RBA Holds Rate, Australian Economic Outlook Cautiously Promising

June 2, 2020 Updated: June 2, 2020

The Reserve Bank of Australia has kept the cash rate at a record low 0.25 percent at its monthly board meeting as it assesses the extent of the COVID-19-driven economic downturn.

Economists had widely expected the central bank to hold the benchmark rate at the current level.

Governor Philip Lowe on June 2 said the RBA board had decided to maintain the current policy settings, including the targets for the cash rate and the 25-basis point yield on three-year Australian government bonds.

The RBA cut rates twice and announced quantitative easing measures in March in an effort to cushion the economy from the impact of the COVID-19 pandemic.

“This accommodative approach will be maintained as long as it is required,” Lowe said.

Bond purchases by the central bank have so far totalled about $50 billion and it has purchased government bonds on only one occasion since the previous month’s board meeting, in a sign Australia’s government bond markets is operating effectively.

The RBA says it is prepared to scale up purchases again and do whatever is necessary to ensure bond markets remains functional and the three-year AGS yields stay at current levels

The governor was more upbeat on the economic impact of the coronavirus, saying it was possible the depth of the downturn would be less than expected.

He noted some restrictions were being eased earlier than expected, there were signs hours worked stabilised in May, and there had also been a pick-up in some forms of consumer spending.

“However, the outlook, including the nature and speed of the expected recovery, remains highly uncertain and the pandemic is likely to have long-lasting effects on the economy,” Lowe said.

The Australian Bureau of Statistics will release March quarter GDP figures on Wednesday, with market expectations of a 0.2 to 0.3 percent contraction.

However, economists widely expect a sharp contraction of 6 to 8 percent in the June quarter due to the COVID-driven lockdowns.

The RBA last month forecast the economy to contract by 6.0 percent this year.

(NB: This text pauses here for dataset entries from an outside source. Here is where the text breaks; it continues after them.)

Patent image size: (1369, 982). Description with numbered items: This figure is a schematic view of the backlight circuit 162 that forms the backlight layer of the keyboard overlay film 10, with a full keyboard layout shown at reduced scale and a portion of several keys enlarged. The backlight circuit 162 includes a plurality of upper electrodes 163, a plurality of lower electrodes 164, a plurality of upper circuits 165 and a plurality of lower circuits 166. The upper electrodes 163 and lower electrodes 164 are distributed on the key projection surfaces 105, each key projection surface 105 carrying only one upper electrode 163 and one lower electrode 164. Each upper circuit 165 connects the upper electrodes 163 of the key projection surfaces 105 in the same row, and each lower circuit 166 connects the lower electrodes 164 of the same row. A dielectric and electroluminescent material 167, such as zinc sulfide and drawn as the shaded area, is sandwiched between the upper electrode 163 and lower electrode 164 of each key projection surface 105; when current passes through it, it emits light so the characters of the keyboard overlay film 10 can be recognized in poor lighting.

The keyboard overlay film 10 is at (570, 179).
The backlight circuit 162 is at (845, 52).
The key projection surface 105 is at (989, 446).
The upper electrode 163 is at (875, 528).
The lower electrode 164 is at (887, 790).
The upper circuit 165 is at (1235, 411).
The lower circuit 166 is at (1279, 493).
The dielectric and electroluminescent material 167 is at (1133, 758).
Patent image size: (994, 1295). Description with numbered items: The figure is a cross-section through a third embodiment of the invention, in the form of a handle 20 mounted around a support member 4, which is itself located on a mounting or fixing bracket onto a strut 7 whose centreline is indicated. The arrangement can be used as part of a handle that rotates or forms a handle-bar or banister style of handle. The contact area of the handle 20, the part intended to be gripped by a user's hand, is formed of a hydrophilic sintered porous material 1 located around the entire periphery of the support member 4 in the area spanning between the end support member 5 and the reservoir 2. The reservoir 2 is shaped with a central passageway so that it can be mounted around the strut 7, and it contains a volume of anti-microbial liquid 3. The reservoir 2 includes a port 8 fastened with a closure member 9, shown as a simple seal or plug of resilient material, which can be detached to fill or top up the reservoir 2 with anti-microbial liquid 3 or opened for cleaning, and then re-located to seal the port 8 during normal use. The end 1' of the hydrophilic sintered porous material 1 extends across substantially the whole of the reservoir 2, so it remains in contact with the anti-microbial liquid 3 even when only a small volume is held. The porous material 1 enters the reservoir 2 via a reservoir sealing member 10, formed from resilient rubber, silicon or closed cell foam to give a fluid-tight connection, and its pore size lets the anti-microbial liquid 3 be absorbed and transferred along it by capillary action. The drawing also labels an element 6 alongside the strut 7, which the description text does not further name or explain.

It expects the unemployment rate to hit 10 per cent by June and remain about 7.5 percent through 2021.

The central bank would not increase the cash rate target until progress was made towards full employment and it was confident inflation would be sustainably within the 2.0 percent to 3.0 percent target band, Lowe said.

“Perhaps what was not in the statement was more interesting,” RBC Capital Markets economist Su-Lin Ong said, referring to increasing speculation over negative interest rates, as well as the recently rallying Australian dollar.

The Aussie dollar on Tuesday hit a five-month high of 68.17 US cents as investors bet on a recovery for the global economy.